GPs must keep the health authority up to date with all registration changes: new patients and patients who leave the Practice or pass away. We also notify the CCG or public health departments of certain procedures that we perform and are paid for on an individual basis (e.g. minor surgery). This information does not include any information that could be used to identify the patient. Other limited information may be shared to help organise national programmes for public health such as childhood immunisations, cervical smear tests and breast screening.
Social Services, the Benefits Agency and other agencies may require medical reports on you from time to time. These will often be accompanied by your signed consent to disclose information. Failure to co-operate with these agencies can lead to patients' loss of benefit or other support. However, if we have not received your signed consent we will not normally disclose information about you.
The law courts can also insist that a GP discloses medical records to them. Doctors cannot refuse to cooperate with the court without risking serious punishment. We are frequently asked for medical reports from a Solicitor. These must always be accompanied by the patient's signed consent before we will disclose any information.
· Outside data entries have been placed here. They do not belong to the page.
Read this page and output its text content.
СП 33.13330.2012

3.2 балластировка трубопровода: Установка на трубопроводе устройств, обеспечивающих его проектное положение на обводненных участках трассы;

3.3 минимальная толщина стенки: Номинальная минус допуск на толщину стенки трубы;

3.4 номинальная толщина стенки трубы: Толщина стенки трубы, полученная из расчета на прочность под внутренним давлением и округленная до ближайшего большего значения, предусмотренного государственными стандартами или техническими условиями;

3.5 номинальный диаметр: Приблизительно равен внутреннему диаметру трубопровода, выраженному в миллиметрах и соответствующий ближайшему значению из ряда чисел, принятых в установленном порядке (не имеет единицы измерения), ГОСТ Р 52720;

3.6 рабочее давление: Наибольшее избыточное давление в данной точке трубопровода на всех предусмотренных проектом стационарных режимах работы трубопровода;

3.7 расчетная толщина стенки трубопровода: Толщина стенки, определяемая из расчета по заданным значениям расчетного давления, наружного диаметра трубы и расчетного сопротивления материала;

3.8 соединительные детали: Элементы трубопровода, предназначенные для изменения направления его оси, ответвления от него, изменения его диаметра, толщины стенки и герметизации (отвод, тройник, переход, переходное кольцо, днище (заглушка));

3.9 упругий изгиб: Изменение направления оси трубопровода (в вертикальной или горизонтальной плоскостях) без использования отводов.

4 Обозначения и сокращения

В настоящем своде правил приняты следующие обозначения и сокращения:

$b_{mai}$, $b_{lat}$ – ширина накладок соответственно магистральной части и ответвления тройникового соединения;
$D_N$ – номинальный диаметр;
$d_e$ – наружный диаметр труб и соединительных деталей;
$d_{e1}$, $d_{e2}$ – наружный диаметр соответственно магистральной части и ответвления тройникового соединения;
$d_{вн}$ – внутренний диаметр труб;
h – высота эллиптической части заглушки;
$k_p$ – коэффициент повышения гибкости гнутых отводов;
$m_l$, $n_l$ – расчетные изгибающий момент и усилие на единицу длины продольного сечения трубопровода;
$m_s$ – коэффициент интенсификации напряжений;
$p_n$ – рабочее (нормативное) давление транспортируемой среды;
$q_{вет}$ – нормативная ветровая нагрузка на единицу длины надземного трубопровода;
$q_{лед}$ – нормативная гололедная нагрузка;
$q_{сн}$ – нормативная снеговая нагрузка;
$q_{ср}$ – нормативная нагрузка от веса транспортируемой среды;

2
We will not normally release details about other people that are contained in your records (e.g. wife, children, parents, etc) unless we also have their consent.
Life Assurance companies may request a medical report on prospective clients from the GP. These must always be accompanied by the patient's signed consent before we will disclose any information. GPs must disclose all relevant medical conditions unless you ask us not to do so. In such circumstances, we would need to inform the insurance company that you have instructed us not to make a full disclosure to them. You have the right, should you request it, to see reports to insurance companies or employers before they are sent.
Sometimes the law requires us to pass on information to other organisations. For example, we have to report all births, deaths and certain crimes or infectious diseases (e.g. Meningitis and measles but not HIV/AIDS) for public health reasons. The NHS Central Register for England & Wales contains basic personal details of all patients registered with a general practitioner. The Register does not contain clinical information.
How to View Your Medical Records
We are required by law to allow you access to your medical records. If you wish to see your records or would like copies of them, please request this in writing to our Practice Manager. We are allowed by law to charge a fee to cover our administration and costs.
What We Will Not Do
To protect your confidentiality, we will not disclose any medical information over the telephone or fax unless we are sure that we are talking to you. This means that we will not disclose information to your family, friends and colleagues about any medical matters at all, unless we know that we have your consent to do so.
Finally, if you have any further queries, comments or complaints about confidentiality and your medical records, then please write to the Practice Manager or talk to your GP.